Unnamed: 0,SourceAddress,TargetAddress
0,https://www.distilled.net/manifesto/,https://www.distilled.net/
1,https://www.distilled.net/events/searchlove-bo...,https://www.distilled.net/events/searchlove-bo...
2,https://www.distilled.net/events/searchlove-bo...,https://www.distilled.net/events/searchlove-bo...
3,https://www.distilled.net/events/searchlove-bo...,https://www.distilled.net/
4,https://www.distilled.net/events/searchlove-bo...,https://twitter.com/search?q=%23searchlove
5,https://www.distilled.net/events/searchlove-bo...,https://www.distilled.net/events/searchlove-bo...
6,https://www.distilled.net/events/searchlove-bo...,https://www.distilled.net/events/searchlove-bo...
7,https://www.distilled.net/events/searchlove-bo...,https://www.distilled.net/events/searchlove-bo...
8,https://www.distilled.net/events/searchlove-bo...,https://www.distilled.net/store/profile/passwo...
9,https://www.distilled.net/events/searchlove-bo...,https://www.distilled.net/store/profile/regist...


Now we execute the breadth-first-search, keeping track of which pages we've seen and how many levels we've traversed. When we see a page for the first time, we put an entry into a dictionary. The key is the URL and the value is the current depth.

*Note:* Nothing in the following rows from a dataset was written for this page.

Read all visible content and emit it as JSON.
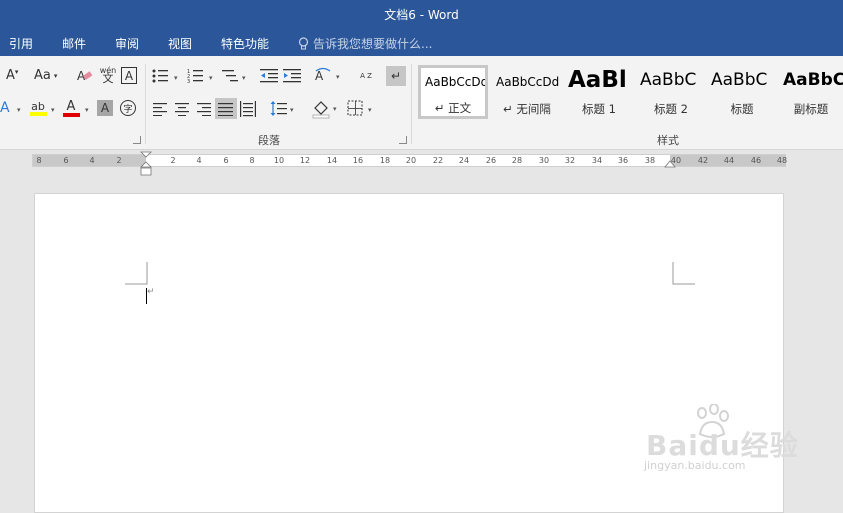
{
  "window": {
    "title": "文档6 - Word"
  },
  "menu": {
    "tabs": [
      "引用",
      "邮件",
      "审阅",
      "视图",
      "特色功能"
    ],
    "search_placeholder": "告诉我您想要做什么..."
  },
  "font_group": {
    "shrink_label": "A",
    "case_label": "Aa",
    "phonetic_label": "wén",
    "border_char_label": "A",
    "text_effect_label": "A",
    "highlight_label": "ab",
    "font_color_label": "A",
    "shading_label": "A",
    "enclose_label": "字"
  },
  "paragraph_group": {
    "label": "段落",
    "sort_label": "A Z"
  },
  "styles_group": {
    "label": "样式",
    "items": [
      {
        "sample": "AaBbCcDd",
        "name": "↵ 正文",
        "selected": true
      },
      {
        "sample": "AaBbCcDd",
        "name": "↵ 无间隔",
        "selected": false
      },
      {
        "sample": "AaBl",
        "name": "标题 1",
        "selected": false
      },
      {
        "sample": "AaBbC",
        "name": "标题 2",
        "selected": false
      },
      {
        "sample": "AaBbC",
        "name": "标题",
        "selected": false
      },
      {
        "sample": "AaBbC",
        "name": "副标题",
        "selected": false
      }
    ]
  },
  "ruler": {
    "left_numbers": [
      "8",
      "6",
      "4",
      "2"
    ],
    "right_numbers": [
      "2",
      "4",
      "6",
      "8",
      "10",
      "12",
      "14",
      "16",
      "18",
      "20",
      "22",
      "24",
      "26",
      "28",
      "30",
      "32",
      "34",
      "36",
      "38",
      "40",
      "42",
      "44",
      "46",
      "48"
    ]
  },
  "document": {
    "paragraph_mark": "↵"
  },
  "watermark": {
    "brand": "Baidu经验",
    "url": "jingyan.baidu.com"
  },
  "colors": {
    "titlebar": "#2b579a",
    "highlight": "#ffff00",
    "font_color": "#e00000"
  }
}
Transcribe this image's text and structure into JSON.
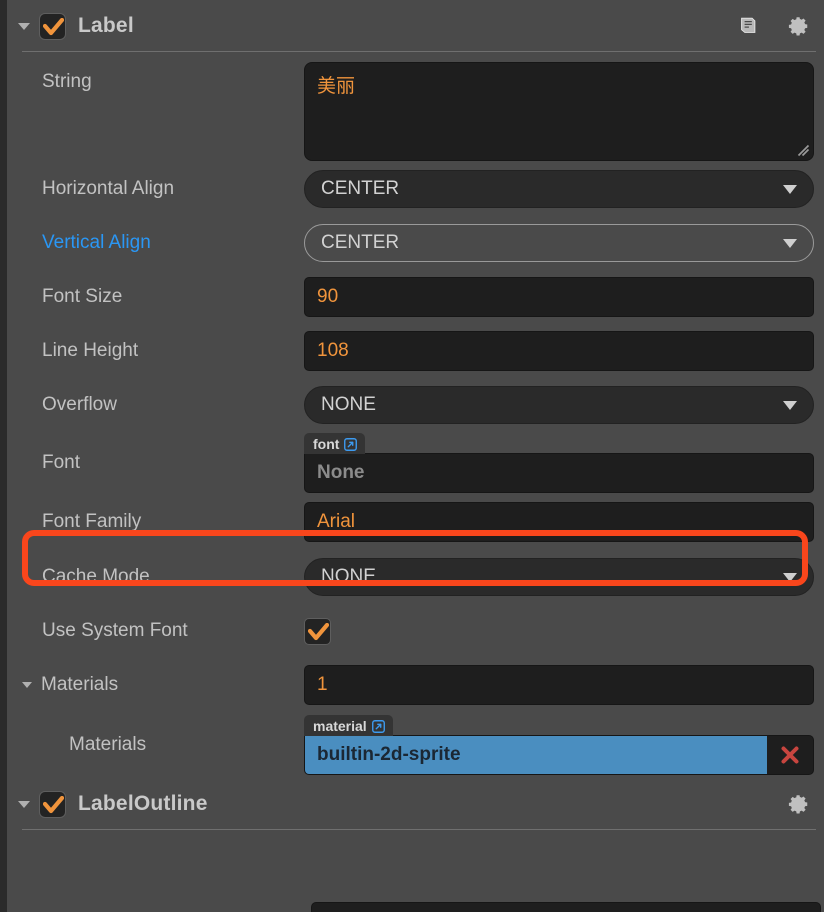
{
  "components": [
    {
      "name": "label-component",
      "title": "Label",
      "enabled": true,
      "collapsed": false,
      "icons": [
        "book-icon",
        "gear-icon"
      ]
    },
    {
      "name": "labeloutline-component",
      "title": "LabelOutline",
      "enabled": true,
      "collapsed": false,
      "icons": [
        "gear-icon"
      ]
    }
  ],
  "properties": {
    "string": {
      "label": "String",
      "value": "美丽"
    },
    "horizontal_align": {
      "label": "Horizontal Align",
      "value": "CENTER"
    },
    "vertical_align": {
      "label": "Vertical Align",
      "value": "CENTER"
    },
    "font_size": {
      "label": "Font Size",
      "value": "90"
    },
    "line_height": {
      "label": "Line Height",
      "value": "108"
    },
    "overflow": {
      "label": "Overflow",
      "value": "NONE"
    },
    "font": {
      "label": "Font",
      "badge": "font",
      "value": "None"
    },
    "font_family": {
      "label": "Font Family",
      "value": "Arial"
    },
    "cache_mode": {
      "label": "Cache Mode",
      "value": "NONE"
    },
    "use_system_font": {
      "label": "Use System Font",
      "checked": true
    },
    "materials_group": {
      "label": "Materials",
      "count": "1"
    },
    "materials_item": {
      "label": "Materials",
      "badge": "material",
      "value": "builtin-2d-sprite"
    }
  },
  "colors": {
    "panel_bg": "#4a4a4a",
    "field_bg": "#1e1e1e",
    "value_orange": "#f0943c",
    "label_gray": "#c2c2c2",
    "label_blue": "#2a97f5",
    "highlight_red": "#f9461c",
    "selected_blue": "#4a8ec0",
    "remove_red": "#c8453f"
  },
  "highlight": {
    "target": "font-family-row"
  }
}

This will take approximately three years to complete — that's why the crawler includes `Depth` as a field by default!

In [6]:
from collections import deque

def edges(graph, node):
    for edge in graph.loc[graph["SourceAddress"] == node].itertuples():
        yield edge

def breadth_first_search(graph, source):
    depth = 0
    depths = {source: depth}
    q = deque()
    q.append(source)
    while q:
        source = q.pop()
        depth = depths[source]
        for edge in edges(graph, source):
            target = edge.TargetAddress
            if target not in depths:
                depths[target] = depth + 1
                q.append(target)
    return depths
    
depths = breadth_first_search(link_graph, "https://www.distilled.net/")

OK, more like 3 minutes. But that's for a site with this many pages:

In [8]:
%%bigquery
SELECT COUNT(Address)
FROM `be-analysis.crawl.distilled`

Unnamed: 0,f0_
0,6887


And to prove it works, an example result:

In [11]:
depths['https://www.distilled.net/resources/posts/marketing/']

6